Selon l’acte d’accusation, Khady Diouf a déposé plainte auprès de la Division des investigations criminelles (Dic) le 18 avril 2024. Elle y déclare avoir perdu plus de cinq millions de francs CFA qu’elle gardait dans son appartement. La veille, explique-t-elle, son amie Khoudia Sène lui avait rendu visite. Elle affirme lui avoir montré l'argent qu'elle destinait à l’achat de marchandises en Mauritanie, dans le cadre de l’ouverture de sa boutique.
À son retour dans l’appartement, après une sortie nocturne, elle découvre que la somme a disparu. La porte n’aurait pas été forcée, ce qui laisse supposer, selon les enquêteurs, l’usage de fausses clés. L’enquête, confiée à la Dic, s’oriente rapidement vers Khoudia Sène. Les réquisitions téléphoniques révèlent que son portable a été localisé dans l’appartement de la plaignante, entre 2 h et 2 h 28 mn, dans la nuit du 19 au 20 avril. Elle aurait également passé un appel à Nafi Diagne, ce que cette dernière confirme. Un avis de recherche est lancé et les deux jeunes femmes sont finalement interpellées à la frontière sénégalo-malienne.

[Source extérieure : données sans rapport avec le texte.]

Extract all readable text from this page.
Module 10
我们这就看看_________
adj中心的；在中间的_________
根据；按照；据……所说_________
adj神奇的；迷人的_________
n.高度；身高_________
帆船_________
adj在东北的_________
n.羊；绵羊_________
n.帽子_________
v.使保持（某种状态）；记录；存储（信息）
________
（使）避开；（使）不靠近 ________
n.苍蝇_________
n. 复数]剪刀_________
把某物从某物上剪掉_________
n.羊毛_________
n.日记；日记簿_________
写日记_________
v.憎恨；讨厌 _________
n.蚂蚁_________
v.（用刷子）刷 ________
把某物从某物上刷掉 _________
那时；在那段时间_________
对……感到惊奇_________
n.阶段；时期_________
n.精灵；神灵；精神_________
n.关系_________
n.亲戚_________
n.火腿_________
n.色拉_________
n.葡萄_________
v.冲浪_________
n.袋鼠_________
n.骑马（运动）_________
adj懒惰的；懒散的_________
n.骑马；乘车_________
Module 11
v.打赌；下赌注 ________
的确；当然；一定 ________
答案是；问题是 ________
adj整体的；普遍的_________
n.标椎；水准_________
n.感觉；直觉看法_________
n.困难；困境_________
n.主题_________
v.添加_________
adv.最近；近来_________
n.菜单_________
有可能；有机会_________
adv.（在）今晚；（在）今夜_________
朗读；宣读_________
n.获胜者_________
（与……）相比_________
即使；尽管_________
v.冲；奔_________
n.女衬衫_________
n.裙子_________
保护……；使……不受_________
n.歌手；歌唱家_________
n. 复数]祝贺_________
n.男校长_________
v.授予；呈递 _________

À la barre, Khady Diouf réaffirme ses accusations. Elle assure que seule Khoudia Sène connaissait l’endroit où était dissimulé l’argent. “Je lui ai montré la somme. C’était de l’argent que j’avais réussi à amasser pour mon voyage. Je lui ai dit que je comptais aller en Mauritanie chercher de la marchandise pour ma boutique”, dit-elle. Elle ajoute qu’après avoir bu une boisson offerte par son amie, elle se serait endormie profondément. “Quand je me suis réveillée, je lui ai même dit que je n’avais pas aussi bien dormi depuis longtemps”, raconte la plaignante. Ce n’est qu’à son retour à son domicile qu’elle a constaté l’absence des fonds. “Je l’ai appelée pour lui dire qu’on m’avait volé mon argent. Elle était la seule à savoir où je l’avais caché”, a-t-elle confié. La partie civile affirme ne connaître que Khoudia Sène. “Je n’ai jamais vu Nafi Diagne”, avoue-t-elle. Elle conteste également avoir consommé de l’alcool, contrairement à ce qu’ont laissé entendre certaines déclarations. “Je ne bois pas. Je réclame uniquement mes 5 400 000 F CFA”, conclut-elle. Khoudia Sène, commerçante, nie toute implication dans le vol.
À la barre, elle reconnaît s’être rendue chez son amie Khady Diouf, mais soutient être répartie avant que l’argent ne disparaisse. “Je n’ai pas touché à son argent. Ce jour-là, son copain était dans l’appartement”, s’est-elle défendue. Elle insiste sur le fait que la boisson consommée n’était pas de l’alcool. “Ce n’était pas de la boisson, c’était une canette de vody. C’est moi et Khady qui en avons bu. Nafi n’était même pas présente”, déclare Khoudia Sène.
Quant à Nafi Diagne, elle nie toute implication et toute connaissance des lieux. “Je ne connais même pas l’appartement de la partie civile. Je ne connais que Khoudia Sène. Je n’ai rien à voir dans cette affaire”, lance-t-elle. Elle reconnaît avoir été appelée par Khoudia, mais assure ne pas savoir dans quel contexte cet appel a été passé.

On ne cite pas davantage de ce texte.